Dated: 2011 Signature_________________________________ NOTES: 1 Full name(s) and address(es) to be inserted in BLOCK CAPITALS. The name of all joint holders should be stated.

2 If you wish to appoint a person other than the Chairman of the Meeting as your proxy please delete the words "the Chairman of the Meeting" and print the name and address of the person you wish to appoint in the space provided.

3 Please indicate with a "X" in the appropriate space beside the resolution how you wish your proxy to vote on your behalf on a

poll. Except as otherwise instructed, your proxy will exercise his discretion as to how he votes or whether he abstains from voting.

4 This form of proxy must be signed by the member or his attorney duly authorised in writing, or if the appointer is a corporation the form of proxy must be executed under the hand of an officer of the corporation duly authorised on their behalf.

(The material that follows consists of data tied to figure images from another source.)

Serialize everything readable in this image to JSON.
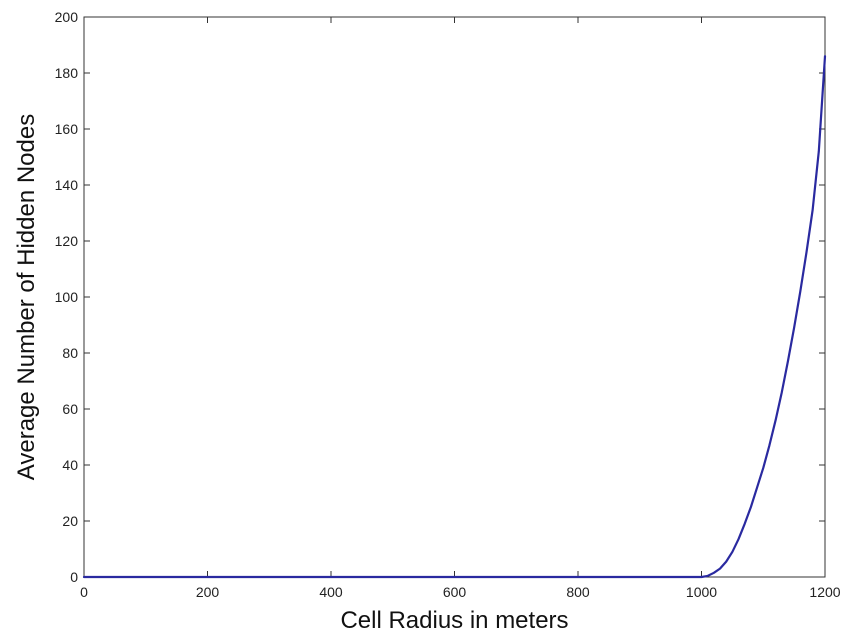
{
  "chart_data": {
    "type": "line",
    "title": "",
    "xlabel": "Cell Radius in meters",
    "ylabel": "Average Number of Hidden Nodes",
    "xlim": [
      0,
      1200
    ],
    "ylim": [
      0,
      200
    ],
    "xticks": [
      0,
      200,
      400,
      600,
      800,
      1000,
      1200
    ],
    "yticks": [
      0,
      20,
      40,
      60,
      80,
      100,
      120,
      140,
      160,
      180,
      200
    ],
    "grid": false,
    "legend": "none",
    "series": [
      {
        "color": "#2a2aa0",
        "x": [
          0,
          200,
          400,
          600,
          800,
          1000,
          1010,
          1020,
          1030,
          1040,
          1050,
          1060,
          1070,
          1080,
          1090,
          1100,
          1110,
          1120,
          1130,
          1140,
          1150,
          1160,
          1170,
          1180,
          1190,
          1200
        ],
        "y": [
          0,
          0,
          0,
          0,
          0,
          0,
          0.4,
          1.5,
          3,
          5.5,
          9,
          13.5,
          19,
          25,
          32,
          39,
          47,
          56,
          66,
          77,
          89,
          102,
          116,
          131,
          152,
          186
        ]
      }
    ]
  }
}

5 A member entitled to attend and vote is entitled to appoint one or more parties to attend and, on a poll, to vote instead of him. A proxy need not also be a member. In the case of joint holders, if more than one such joint holder is present, only the person whose name stands first in the Register of Members in respect of the relevant joint holding will be entitled to vote, whether in person or by proxy

6 This form of proxy should be completed and lodged at the Company's registered office C/o Galileo Fund Services Limited, Millennium House, 46 Athol Street, Douglas, Isle of Man IM1 1JB, British Isles (Attn: Ian Dungate) Fax: 44 1624 692601 no later than forty-eight hours before the date appointed for holding the meeting together with the power of attorney or other authority (if any) under which it is signed, or a notarially certified copy of such power or authority.